The therapist works with the client to identify and alter these irrational thoughts, known as “cognitive distortions.” These may have been instilled in them through childhood experiences or other influences; they could even be sparked by external events like losing a loved one or experiencing job loss.
It begins with an assessment phase where the client records their negative automatic thoughts in a simple thought record. These thoughts are then analyzed and compared against facts surrounding them; the therapist helps the client comprehend why these beliefs may arise, often due to inaccurate assumptions or rules.
CBT therapists utilize various worksheets for cognitive restructuring, or the process by which clients attempt to replace irrational thoughts with more rational ones. Additionally, the therapist may ask the client to consider different perspectives.
This type of therapy can be particularly helpful for those suffering from anxiety and depression, substance abuse issues and behavioral addictions. Additionally, it has proven to be successful in helping those dealing with trauma and PTSD.
Therapy can be a rewarding experience, and the most beneficial method is selecting a therapist experienced in what type of work you need help with. Discuss your needs, what’s stopping you from reaching your objectives, and how both of you can work together to ensure success.
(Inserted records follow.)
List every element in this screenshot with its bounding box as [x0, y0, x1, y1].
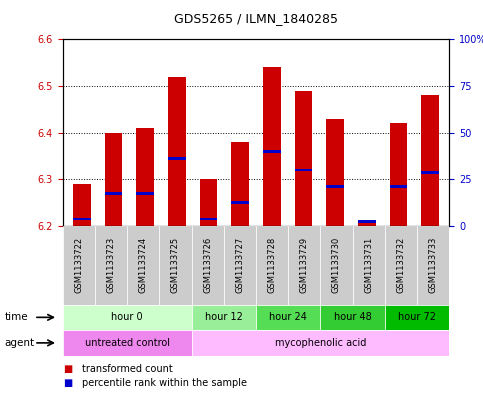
Bar [385, 226, 417, 305]
Bar [63, 305, 192, 330]
Bar [353, 226, 385, 305]
Text: ■: ■ [63, 364, 72, 374]
Bar [417, 226, 449, 305]
Bar [295, 91, 312, 226]
Bar [136, 128, 154, 226]
Text: GSM1133724: GSM1133724 [139, 237, 148, 293]
Text: mycophenolic acid: mycophenolic acid [275, 338, 366, 348]
Bar [358, 220, 376, 223]
Text: hour 24: hour 24 [269, 312, 307, 322]
Bar [385, 305, 449, 330]
Text: untreated control: untreated control [85, 338, 170, 348]
Text: hour 48: hour 48 [334, 312, 371, 322]
Text: transformed count: transformed count [82, 364, 173, 374]
Bar [256, 305, 320, 330]
Text: hour 72: hour 72 [398, 312, 436, 322]
Text: GSM1133728: GSM1133728 [268, 237, 277, 294]
Text: GSM1133726: GSM1133726 [203, 237, 212, 294]
Text: GSM1133725: GSM1133725 [171, 237, 180, 293]
Bar [288, 226, 320, 305]
Bar [231, 142, 249, 226]
Bar [73, 184, 90, 226]
Bar [390, 123, 407, 226]
Bar [256, 226, 288, 305]
Bar [63, 330, 192, 356]
Text: GSM1133731: GSM1133731 [364, 237, 373, 294]
Bar [136, 192, 154, 195]
Bar [263, 67, 281, 226]
Bar [263, 150, 281, 153]
Text: time: time [5, 312, 28, 322]
Bar [73, 218, 90, 220]
Bar [168, 157, 185, 160]
Text: GSM1133733: GSM1133733 [428, 237, 438, 294]
Bar [295, 169, 312, 171]
Bar [63, 226, 95, 305]
Bar [105, 132, 122, 226]
Text: GSM1133723: GSM1133723 [107, 237, 115, 294]
Text: GSM1133727: GSM1133727 [235, 237, 244, 294]
Bar [320, 305, 385, 330]
Text: hour 12: hour 12 [205, 312, 243, 322]
Bar [200, 179, 217, 226]
Bar [390, 185, 407, 188]
Bar [224, 226, 256, 305]
Bar [327, 119, 344, 226]
Bar [358, 221, 376, 226]
Bar [422, 95, 439, 226]
Bar [168, 77, 185, 226]
Bar [192, 305, 256, 330]
Bar [320, 226, 353, 305]
Text: ■: ■ [63, 378, 72, 388]
Bar [200, 218, 217, 220]
Bar [422, 171, 439, 174]
Text: hour 0: hour 0 [112, 312, 143, 322]
Text: GSM1133730: GSM1133730 [332, 237, 341, 294]
Text: GSM1133732: GSM1133732 [397, 237, 405, 294]
Bar [127, 226, 159, 305]
Bar [95, 226, 127, 305]
Bar [192, 226, 224, 305]
Text: GDS5265 / ILMN_1840285: GDS5265 / ILMN_1840285 [174, 12, 338, 25]
Bar [231, 201, 249, 204]
Text: GSM1133729: GSM1133729 [300, 237, 309, 293]
Bar [327, 185, 344, 188]
Bar [192, 330, 449, 356]
Bar [105, 192, 122, 195]
Text: percentile rank within the sample: percentile rank within the sample [82, 378, 247, 388]
Text: GSM1133722: GSM1133722 [74, 237, 84, 293]
Bar [159, 226, 192, 305]
Text: agent: agent [5, 338, 35, 348]
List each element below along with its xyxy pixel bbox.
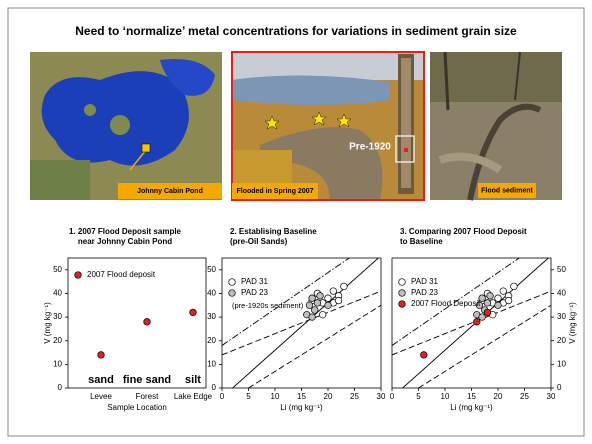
y-axis-label: V (mg kg⁻¹) [43, 302, 52, 344]
category-annotation: fine sand [123, 374, 171, 386]
data-point [479, 314, 486, 321]
chart-title: (pre-Oil Sands) [230, 237, 288, 246]
data-point [309, 295, 316, 302]
y-tick-label: 20 [207, 336, 216, 345]
data-point [325, 295, 332, 302]
legend-label: 2007 Flood deposit [87, 270, 156, 279]
data-point [306, 302, 313, 309]
x-tick-label: 5 [246, 392, 251, 401]
data-point [341, 283, 348, 290]
y-tick-label: 30 [557, 312, 566, 321]
data-point [309, 314, 316, 321]
legend-label: 2007 Flood Deposit [411, 299, 481, 308]
y-tick-label: 50 [557, 265, 566, 274]
x-tick-label: 25 [520, 392, 529, 401]
x-tick-label: 5 [416, 392, 421, 401]
x-tick-label: 30 [547, 392, 556, 401]
y-tick-label: 10 [557, 359, 566, 368]
data-point [319, 311, 326, 318]
y-tick-label: 0 [557, 383, 562, 392]
data-point [317, 293, 324, 300]
x-tick-label: Lake Edge [174, 392, 213, 401]
data-point [421, 352, 428, 359]
chart-title: 1. 2007 Flood Deposit sample [69, 227, 182, 236]
x-tick-label: 0 [220, 392, 225, 401]
page: Need to ‘normalize’ metal concentrations… [0, 0, 592, 444]
legend-label: PAD 31 [241, 277, 269, 286]
x-tick-label: 10 [271, 392, 280, 401]
data-point [98, 352, 105, 359]
chart-title: 3. Comparing 2007 Flood Deposit [400, 227, 527, 236]
x-axis-label: Sample Location [107, 403, 167, 412]
photo-caption: Flood sediment [481, 187, 533, 194]
y-tick-label: 0 [58, 383, 63, 392]
legend-marker [75, 272, 82, 279]
data-point [484, 309, 491, 316]
y-tick-label: 50 [207, 265, 216, 274]
x-tick-label: 25 [350, 392, 359, 401]
data-point [484, 300, 491, 307]
x-tick-label: Levee [90, 392, 112, 401]
x-tick-label: 10 [441, 392, 450, 401]
y-axis-label: V (mg kg⁻¹) [568, 302, 577, 344]
x-tick-label: 20 [494, 392, 503, 401]
category-annotation: sand [88, 374, 114, 386]
data-point [314, 300, 321, 307]
y-tick-label: 30 [53, 312, 62, 321]
legend-note: (pre-1920s sediment) [232, 301, 304, 310]
photo-caption: Flooded in Spring 2007 [236, 188, 313, 195]
data-point [487, 293, 494, 300]
legend-marker [229, 279, 236, 286]
data-point [474, 319, 481, 326]
data-point [495, 295, 502, 302]
data-point [495, 302, 502, 309]
chart-title: 2. Establising Baseline [230, 227, 317, 236]
legend-marker [399, 279, 406, 286]
y-tick-label: 20 [557, 336, 566, 345]
legend-label: PAD 23 [411, 288, 439, 297]
data-point [500, 288, 507, 295]
x-tick-label: Forest [136, 392, 159, 401]
data-point [505, 297, 512, 304]
legend-label: PAD 31 [411, 277, 439, 286]
x-tick-label: 0 [390, 392, 395, 401]
legend-marker [399, 290, 406, 297]
data-point [190, 309, 197, 316]
legend-marker [229, 290, 236, 297]
legend-label: PAD 23 [241, 288, 269, 297]
x-tick-label: 15 [297, 392, 306, 401]
photo-sediment [430, 52, 562, 200]
photo-aerial [232, 52, 424, 200]
y-tick-label: 10 [207, 359, 216, 368]
data-point [144, 319, 151, 326]
slide-title: Need to ‘normalize’ metal concentrations… [75, 24, 517, 38]
y-tick-label: 10 [53, 359, 62, 368]
data-point [325, 302, 332, 309]
x-tick-label: 15 [467, 392, 476, 401]
photo-caption: Johnny Cabin Pond [137, 188, 203, 195]
chart-title: to Baseline [400, 237, 443, 246]
chart-title: near Johnny Cabin Pond [78, 237, 172, 246]
x-tick-label: 20 [324, 392, 333, 401]
photo-inset-label: Pre-1920 [349, 142, 391, 153]
data-point [335, 297, 342, 304]
y-tick-label: 30 [207, 312, 216, 321]
data-point [511, 283, 518, 290]
photo-satellite [30, 52, 222, 200]
data-point [330, 288, 337, 295]
y-tick-label: 20 [53, 336, 62, 345]
category-annotation: silt [185, 374, 201, 386]
x-axis-label: Li (mg kg⁻¹) [450, 403, 493, 412]
y-tick-label: 50 [53, 265, 62, 274]
y-tick-label: 40 [557, 289, 566, 298]
legend-marker [399, 301, 406, 308]
x-tick-label: 30 [377, 392, 386, 401]
y-tick-label: 40 [207, 289, 216, 298]
x-axis-label: Li (mg kg⁻¹) [280, 403, 323, 412]
y-tick-label: 0 [212, 383, 217, 392]
data-point [311, 307, 318, 314]
slide: Need to ‘normalize’ metal concentrations… [0, 0, 592, 444]
y-tick-label: 40 [53, 289, 62, 298]
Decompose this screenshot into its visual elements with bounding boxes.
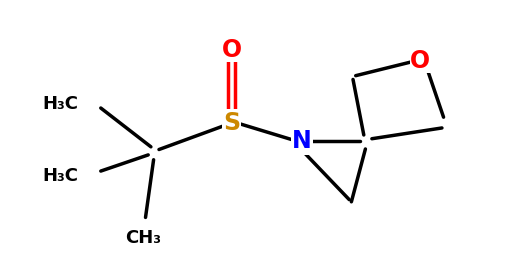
Text: H₃C: H₃C: [42, 167, 78, 186]
Text: H₃C: H₃C: [42, 95, 78, 113]
Text: CH₃: CH₃: [125, 229, 161, 247]
Text: N: N: [292, 129, 312, 153]
Text: O: O: [410, 49, 431, 73]
Text: S: S: [223, 111, 240, 135]
Text: O: O: [222, 38, 242, 62]
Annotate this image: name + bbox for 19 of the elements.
Cognitive behavioral therapists will collaborate with you to identify your unique needs and tailor treatment accordingly. This includes setting objectives and monitoring progress towards these objectives.
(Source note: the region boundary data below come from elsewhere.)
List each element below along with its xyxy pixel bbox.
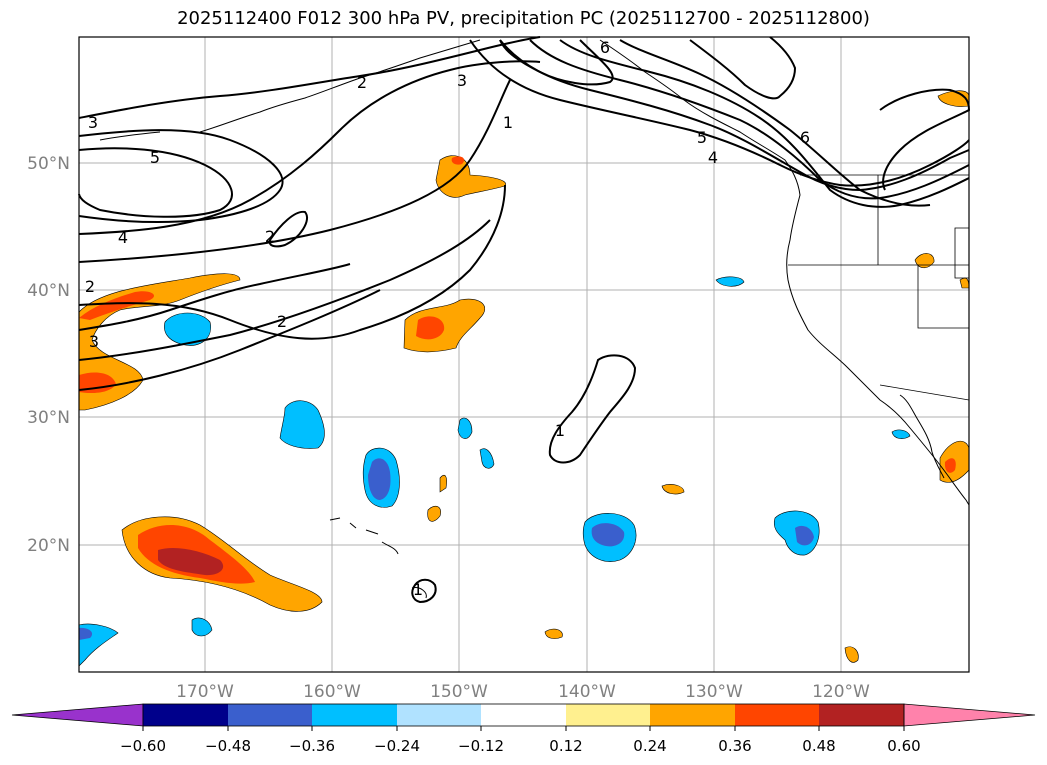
colorbar-tick-label: −0.60 [120,737,166,755]
colorbar-tick-label: −0.48 [205,737,251,755]
colorbar-tick-label: 0.60 [887,737,920,755]
colorbar-segment [481,704,566,726]
contour-label: 2 [277,312,287,331]
contour-label: 1 [555,421,565,440]
colorbar-tick-label: 0.36 [718,737,751,755]
latitude-labels: 50°N 40°N 30°N 20°N [27,154,70,556]
lat-tick-label: 30°N [27,408,70,428]
precip-negative-areas [78,276,911,667]
contour-label: 6 [600,38,610,57]
contour-label: 1 [503,113,513,132]
lat-tick-label: 50°N [27,154,70,174]
colorbar-tick-label: −0.36 [289,737,335,755]
contour-label: 1 [413,580,423,599]
colorbar-tick-label: 0.12 [549,737,582,755]
contour-label: 3 [89,332,99,351]
pv-contours [78,36,971,604]
contour-label: 4 [708,148,718,167]
colorbar: −0.60 −0.48 −0.36 −0.24 −0.12 0.12 0.24 … [11,703,1036,755]
map-title: 2025112400 F012 300 hPa PV, precipitatio… [177,8,870,29]
contour-label: 6 [800,128,810,147]
contour-label: 2 [265,227,275,246]
colorbar-segment [397,704,481,726]
lat-tick-label: 20°N [27,536,70,556]
contour-label: 5 [697,128,707,147]
lon-tick-label: 160°W [303,682,361,702]
colorbar-extend-max [903,703,1036,727]
lat-tick-label: 40°N [27,281,70,301]
contour-label: 3 [457,71,467,90]
colorbar-tick-label: 0.24 [633,737,666,755]
political-borders [788,174,970,401]
longitude-labels: 170°W 160°W 150°W 140°W 130°W 120°W [176,682,870,702]
contour-labels: 3 2 3 1 6 5 4 6 5 4 2 2 3 2 1 1 [85,38,810,599]
colorbar-tick-label: 0.48 [802,737,835,755]
lon-tick-label: 150°W [430,682,488,702]
contour-label: 2 [85,277,95,296]
colorbar-extend-min [11,703,144,727]
lon-tick-label: 130°W [685,682,743,702]
colorbar-tick-label: −0.24 [374,737,420,755]
contour-label: 4 [118,228,128,247]
colorbar-segment [650,704,735,726]
contour-label: 2 [357,73,367,92]
colorbar-segment [566,704,650,726]
colorbar-segment [143,704,228,726]
lon-tick-label: 170°W [176,682,234,702]
colorbar-segment [228,704,312,726]
colorbar-segment [735,704,819,726]
map-frame [78,36,970,673]
contour-label: 3 [88,113,98,132]
lon-tick-label: 120°W [812,682,870,702]
lon-tick-label: 140°W [558,682,616,702]
coastlines [99,39,970,599]
colorbar-segment [312,704,397,726]
precip-positive-areas [78,90,970,663]
colorbar-tick-label: −0.12 [458,737,504,755]
contour-label: 5 [150,148,160,167]
colorbar-segment [819,704,904,726]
The therapist will also assist you in honing your problem-solving skills, which are the abilities to recognize and address issues. These abilities can assist in managing life’s stresses while improving overall quality of life.
These skills can be acquired through various techniques, such as journaling or diary work. Group therapies also offer an effective means for teaching them.
In addition to these techniques, therapists may also teach you how to think differently and respond more effectively when faced with challenging circumstances. This is often achieved through exercises that challenge you to envision the situation from a new perspective.